С большим трудом и понятной постепенностью возрождалось из полной разрухи благолепие царского дворца. Вскоре приступлено было к сооружению новых больших государевых хором; постройка закончена в 1614 г., следующий год пошел на внутреннюю отделку их росписью работы иконописцев братьев Моисеевых; литой вызолоченный потолок парадной Серебряной палаты был готов только в 1616 г., и тогда царь справил свое новоселье.

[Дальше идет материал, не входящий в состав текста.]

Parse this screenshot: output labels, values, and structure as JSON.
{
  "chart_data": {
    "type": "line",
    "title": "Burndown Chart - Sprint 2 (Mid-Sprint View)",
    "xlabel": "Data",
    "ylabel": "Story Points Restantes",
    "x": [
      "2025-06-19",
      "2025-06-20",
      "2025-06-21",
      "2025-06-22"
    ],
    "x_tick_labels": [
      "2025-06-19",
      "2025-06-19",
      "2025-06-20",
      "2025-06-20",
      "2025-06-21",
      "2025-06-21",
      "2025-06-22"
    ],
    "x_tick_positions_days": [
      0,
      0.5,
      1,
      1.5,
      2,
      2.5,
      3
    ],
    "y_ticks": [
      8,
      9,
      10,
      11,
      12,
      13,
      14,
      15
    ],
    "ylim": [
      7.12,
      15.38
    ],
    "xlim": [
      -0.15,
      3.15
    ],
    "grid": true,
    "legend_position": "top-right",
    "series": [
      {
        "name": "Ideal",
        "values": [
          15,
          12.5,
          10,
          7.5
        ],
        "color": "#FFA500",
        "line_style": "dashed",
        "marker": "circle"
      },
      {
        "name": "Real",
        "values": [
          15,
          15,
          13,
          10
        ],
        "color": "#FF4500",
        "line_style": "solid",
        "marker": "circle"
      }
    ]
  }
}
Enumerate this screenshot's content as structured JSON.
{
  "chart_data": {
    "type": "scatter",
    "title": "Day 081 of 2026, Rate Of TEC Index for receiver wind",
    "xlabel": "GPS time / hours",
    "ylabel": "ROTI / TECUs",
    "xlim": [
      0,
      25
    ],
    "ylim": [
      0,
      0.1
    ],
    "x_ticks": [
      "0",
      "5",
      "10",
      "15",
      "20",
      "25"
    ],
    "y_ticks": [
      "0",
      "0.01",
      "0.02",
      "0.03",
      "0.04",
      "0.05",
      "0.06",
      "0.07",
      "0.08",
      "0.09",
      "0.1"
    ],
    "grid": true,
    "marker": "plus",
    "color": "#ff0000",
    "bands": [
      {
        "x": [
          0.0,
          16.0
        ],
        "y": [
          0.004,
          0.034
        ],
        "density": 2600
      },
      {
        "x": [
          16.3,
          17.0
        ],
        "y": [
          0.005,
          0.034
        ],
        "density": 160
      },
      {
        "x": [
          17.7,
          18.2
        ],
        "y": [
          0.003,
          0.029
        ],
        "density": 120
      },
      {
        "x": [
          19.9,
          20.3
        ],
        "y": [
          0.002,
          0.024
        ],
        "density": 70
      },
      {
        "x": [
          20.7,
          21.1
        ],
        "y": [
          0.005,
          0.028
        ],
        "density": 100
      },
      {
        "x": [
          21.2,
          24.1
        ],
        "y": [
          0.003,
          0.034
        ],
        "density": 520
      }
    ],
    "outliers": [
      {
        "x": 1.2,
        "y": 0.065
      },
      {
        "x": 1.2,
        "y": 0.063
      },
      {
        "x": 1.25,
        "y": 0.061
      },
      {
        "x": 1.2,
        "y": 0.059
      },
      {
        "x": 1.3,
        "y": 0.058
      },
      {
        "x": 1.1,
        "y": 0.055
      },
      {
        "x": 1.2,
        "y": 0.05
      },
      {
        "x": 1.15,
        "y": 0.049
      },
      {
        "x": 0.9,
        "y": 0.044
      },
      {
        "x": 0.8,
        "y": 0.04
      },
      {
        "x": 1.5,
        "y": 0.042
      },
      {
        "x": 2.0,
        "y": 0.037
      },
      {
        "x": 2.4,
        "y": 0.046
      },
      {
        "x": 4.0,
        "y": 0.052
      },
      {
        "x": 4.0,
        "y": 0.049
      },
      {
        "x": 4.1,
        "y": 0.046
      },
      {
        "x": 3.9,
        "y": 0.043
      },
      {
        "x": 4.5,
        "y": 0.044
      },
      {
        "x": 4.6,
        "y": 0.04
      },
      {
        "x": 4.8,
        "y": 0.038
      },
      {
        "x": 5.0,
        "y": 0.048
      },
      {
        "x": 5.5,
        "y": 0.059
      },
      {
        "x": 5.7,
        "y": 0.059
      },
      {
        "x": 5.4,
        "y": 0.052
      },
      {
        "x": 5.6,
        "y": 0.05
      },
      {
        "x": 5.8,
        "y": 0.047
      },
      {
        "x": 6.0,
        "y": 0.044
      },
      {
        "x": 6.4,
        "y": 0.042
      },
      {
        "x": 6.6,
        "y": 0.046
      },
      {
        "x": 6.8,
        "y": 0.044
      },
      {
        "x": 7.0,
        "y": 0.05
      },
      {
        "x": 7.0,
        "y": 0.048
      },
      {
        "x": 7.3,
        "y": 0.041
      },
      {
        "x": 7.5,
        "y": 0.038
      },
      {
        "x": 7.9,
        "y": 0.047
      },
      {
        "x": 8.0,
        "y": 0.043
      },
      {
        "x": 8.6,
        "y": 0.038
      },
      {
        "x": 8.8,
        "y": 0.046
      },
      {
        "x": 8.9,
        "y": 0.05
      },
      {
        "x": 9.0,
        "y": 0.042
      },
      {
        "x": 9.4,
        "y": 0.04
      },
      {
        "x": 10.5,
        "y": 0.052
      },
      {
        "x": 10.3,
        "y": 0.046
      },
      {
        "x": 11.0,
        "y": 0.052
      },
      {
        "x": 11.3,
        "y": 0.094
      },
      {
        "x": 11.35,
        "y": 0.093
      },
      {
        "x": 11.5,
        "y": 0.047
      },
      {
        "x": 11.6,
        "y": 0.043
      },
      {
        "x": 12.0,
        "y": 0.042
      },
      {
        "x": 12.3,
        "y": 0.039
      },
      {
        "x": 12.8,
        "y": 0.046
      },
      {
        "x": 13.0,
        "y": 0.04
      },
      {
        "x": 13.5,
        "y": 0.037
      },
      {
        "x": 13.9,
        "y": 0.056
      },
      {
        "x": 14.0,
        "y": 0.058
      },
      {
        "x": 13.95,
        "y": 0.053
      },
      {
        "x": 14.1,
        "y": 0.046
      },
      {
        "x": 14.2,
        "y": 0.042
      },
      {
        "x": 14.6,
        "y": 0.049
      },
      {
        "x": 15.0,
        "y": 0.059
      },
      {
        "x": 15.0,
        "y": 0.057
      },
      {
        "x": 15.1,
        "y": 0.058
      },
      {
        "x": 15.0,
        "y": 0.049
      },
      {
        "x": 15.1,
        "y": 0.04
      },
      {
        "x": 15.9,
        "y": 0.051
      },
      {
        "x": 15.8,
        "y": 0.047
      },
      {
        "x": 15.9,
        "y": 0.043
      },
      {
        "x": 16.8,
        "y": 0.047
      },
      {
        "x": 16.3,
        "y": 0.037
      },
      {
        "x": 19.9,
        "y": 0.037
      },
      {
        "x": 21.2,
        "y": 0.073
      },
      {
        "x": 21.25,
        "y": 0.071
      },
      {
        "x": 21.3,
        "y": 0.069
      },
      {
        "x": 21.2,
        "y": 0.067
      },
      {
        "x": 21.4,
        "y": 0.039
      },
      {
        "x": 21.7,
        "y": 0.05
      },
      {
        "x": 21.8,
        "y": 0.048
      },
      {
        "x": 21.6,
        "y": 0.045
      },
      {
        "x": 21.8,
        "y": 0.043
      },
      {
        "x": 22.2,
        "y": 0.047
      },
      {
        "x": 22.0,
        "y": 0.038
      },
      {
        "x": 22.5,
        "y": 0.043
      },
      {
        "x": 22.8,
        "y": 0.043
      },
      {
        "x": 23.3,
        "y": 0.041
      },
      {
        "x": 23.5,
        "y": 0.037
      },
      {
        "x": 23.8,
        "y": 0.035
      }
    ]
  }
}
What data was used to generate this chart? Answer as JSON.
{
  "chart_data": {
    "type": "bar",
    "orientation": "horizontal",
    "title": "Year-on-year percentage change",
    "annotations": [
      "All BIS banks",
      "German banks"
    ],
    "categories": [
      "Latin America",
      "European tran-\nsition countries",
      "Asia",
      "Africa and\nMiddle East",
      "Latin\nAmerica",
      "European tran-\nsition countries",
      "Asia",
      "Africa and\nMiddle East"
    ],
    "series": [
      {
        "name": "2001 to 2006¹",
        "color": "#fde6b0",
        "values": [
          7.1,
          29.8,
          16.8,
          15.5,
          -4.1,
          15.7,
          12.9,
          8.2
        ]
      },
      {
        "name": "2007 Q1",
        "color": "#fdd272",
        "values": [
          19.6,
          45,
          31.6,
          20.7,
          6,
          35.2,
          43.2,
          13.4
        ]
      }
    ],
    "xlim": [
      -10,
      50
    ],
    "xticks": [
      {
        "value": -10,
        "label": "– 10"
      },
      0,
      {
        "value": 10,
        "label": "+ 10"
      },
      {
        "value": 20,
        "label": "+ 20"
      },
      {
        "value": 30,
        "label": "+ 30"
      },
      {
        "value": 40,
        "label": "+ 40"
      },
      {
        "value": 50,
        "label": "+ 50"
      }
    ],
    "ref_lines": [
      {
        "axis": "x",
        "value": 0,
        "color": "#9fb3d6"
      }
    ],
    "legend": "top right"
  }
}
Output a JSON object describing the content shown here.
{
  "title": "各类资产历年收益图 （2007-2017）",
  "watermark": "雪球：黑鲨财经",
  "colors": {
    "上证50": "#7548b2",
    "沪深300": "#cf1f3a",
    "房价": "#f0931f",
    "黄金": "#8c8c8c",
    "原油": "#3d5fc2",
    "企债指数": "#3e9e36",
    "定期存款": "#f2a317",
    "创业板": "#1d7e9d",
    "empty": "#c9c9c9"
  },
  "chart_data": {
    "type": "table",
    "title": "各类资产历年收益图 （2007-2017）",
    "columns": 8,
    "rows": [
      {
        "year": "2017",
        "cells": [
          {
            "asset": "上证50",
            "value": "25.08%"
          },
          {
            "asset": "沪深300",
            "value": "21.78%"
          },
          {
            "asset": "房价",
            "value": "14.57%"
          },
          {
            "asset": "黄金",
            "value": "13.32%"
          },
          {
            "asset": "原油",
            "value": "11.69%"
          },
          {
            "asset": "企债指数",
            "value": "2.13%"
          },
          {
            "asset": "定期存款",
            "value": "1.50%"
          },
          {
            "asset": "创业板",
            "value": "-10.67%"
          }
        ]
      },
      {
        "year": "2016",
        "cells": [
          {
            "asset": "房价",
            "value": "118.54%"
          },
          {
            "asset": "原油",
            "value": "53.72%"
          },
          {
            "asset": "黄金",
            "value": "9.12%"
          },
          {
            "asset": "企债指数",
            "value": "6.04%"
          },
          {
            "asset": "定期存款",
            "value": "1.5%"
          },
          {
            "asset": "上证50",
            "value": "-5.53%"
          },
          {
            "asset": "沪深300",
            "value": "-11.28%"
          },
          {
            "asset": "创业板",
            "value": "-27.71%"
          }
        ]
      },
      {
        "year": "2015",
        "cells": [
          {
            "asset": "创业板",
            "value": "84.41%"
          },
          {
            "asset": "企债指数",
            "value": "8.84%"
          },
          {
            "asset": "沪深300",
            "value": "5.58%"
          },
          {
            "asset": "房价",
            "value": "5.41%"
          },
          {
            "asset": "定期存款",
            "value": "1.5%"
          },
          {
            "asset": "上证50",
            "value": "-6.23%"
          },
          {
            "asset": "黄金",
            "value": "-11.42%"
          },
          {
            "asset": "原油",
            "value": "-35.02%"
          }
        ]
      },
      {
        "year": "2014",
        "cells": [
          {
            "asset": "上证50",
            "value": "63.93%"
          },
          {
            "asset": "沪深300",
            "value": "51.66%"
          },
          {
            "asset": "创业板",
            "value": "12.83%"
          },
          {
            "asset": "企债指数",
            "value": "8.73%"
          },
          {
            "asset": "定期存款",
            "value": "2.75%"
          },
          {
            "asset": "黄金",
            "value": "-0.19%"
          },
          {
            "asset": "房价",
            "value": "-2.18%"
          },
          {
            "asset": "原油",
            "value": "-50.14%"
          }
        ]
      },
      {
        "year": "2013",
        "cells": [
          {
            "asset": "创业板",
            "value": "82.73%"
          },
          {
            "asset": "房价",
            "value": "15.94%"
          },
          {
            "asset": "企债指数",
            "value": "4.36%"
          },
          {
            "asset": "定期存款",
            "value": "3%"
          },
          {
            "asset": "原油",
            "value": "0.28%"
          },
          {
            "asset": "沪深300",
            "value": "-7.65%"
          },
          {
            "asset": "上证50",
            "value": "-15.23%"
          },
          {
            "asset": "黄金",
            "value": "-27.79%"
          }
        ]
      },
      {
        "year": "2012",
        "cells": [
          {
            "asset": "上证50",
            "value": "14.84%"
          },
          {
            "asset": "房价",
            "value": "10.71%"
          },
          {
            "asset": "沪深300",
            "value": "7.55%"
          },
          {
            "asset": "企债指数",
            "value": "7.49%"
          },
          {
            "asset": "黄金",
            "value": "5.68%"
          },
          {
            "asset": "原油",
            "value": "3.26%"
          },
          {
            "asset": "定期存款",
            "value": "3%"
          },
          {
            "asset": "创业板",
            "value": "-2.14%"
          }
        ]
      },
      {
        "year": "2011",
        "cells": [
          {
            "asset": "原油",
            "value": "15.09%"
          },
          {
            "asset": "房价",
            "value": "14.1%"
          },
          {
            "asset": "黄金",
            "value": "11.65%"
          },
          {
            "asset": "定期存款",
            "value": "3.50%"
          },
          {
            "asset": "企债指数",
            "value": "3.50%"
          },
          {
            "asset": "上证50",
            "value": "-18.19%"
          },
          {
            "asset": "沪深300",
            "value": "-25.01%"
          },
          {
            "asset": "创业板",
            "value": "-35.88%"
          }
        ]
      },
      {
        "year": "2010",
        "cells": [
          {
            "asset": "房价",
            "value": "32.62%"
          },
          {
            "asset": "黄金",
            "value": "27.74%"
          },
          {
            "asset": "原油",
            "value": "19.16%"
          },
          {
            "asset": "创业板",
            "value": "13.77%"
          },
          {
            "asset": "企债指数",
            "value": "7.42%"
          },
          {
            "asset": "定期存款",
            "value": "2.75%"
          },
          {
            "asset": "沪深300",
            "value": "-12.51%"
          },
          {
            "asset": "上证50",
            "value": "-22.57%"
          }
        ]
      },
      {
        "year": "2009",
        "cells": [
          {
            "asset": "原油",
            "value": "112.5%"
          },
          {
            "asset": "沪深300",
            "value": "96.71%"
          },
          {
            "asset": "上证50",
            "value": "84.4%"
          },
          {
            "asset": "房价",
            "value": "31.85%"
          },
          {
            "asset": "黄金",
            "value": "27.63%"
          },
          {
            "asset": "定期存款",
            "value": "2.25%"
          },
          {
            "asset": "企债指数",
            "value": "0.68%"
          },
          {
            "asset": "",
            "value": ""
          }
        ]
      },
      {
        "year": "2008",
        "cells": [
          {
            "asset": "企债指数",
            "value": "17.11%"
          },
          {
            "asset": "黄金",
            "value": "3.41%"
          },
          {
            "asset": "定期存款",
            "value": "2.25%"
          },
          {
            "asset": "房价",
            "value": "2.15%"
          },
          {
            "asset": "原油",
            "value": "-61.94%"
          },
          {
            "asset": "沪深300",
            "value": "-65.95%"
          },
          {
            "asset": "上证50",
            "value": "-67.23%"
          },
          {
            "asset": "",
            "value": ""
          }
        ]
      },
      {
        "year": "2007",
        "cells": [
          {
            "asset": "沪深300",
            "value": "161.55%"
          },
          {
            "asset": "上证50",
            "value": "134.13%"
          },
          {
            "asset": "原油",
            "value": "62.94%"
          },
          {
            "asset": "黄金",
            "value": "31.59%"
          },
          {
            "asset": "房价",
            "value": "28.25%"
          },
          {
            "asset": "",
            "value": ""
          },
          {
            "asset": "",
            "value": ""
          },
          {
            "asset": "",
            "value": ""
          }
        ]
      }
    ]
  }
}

Этот дворец оказался недолговечным и почти погиб в пожаре 1619 г.; отстроенный в 1619 г и только что отделанный заново, он опять сгорел в пожаре 1626 г., пришлось в третий раз «рубить государю новые деревянные хоромы». Огромный московский пожар 1626 г. имел большое влияние на дальнейший ход строительного дела в столице. Сравнительно быстро идет с тех пор развитие каменного строительства, но состояние казны государевой позволило только в 30-х гг. приступить к сооружению каменных жилых покоев для царской семьи, так называемого Теремного дворца, отделка которого была закончена в 1637 г.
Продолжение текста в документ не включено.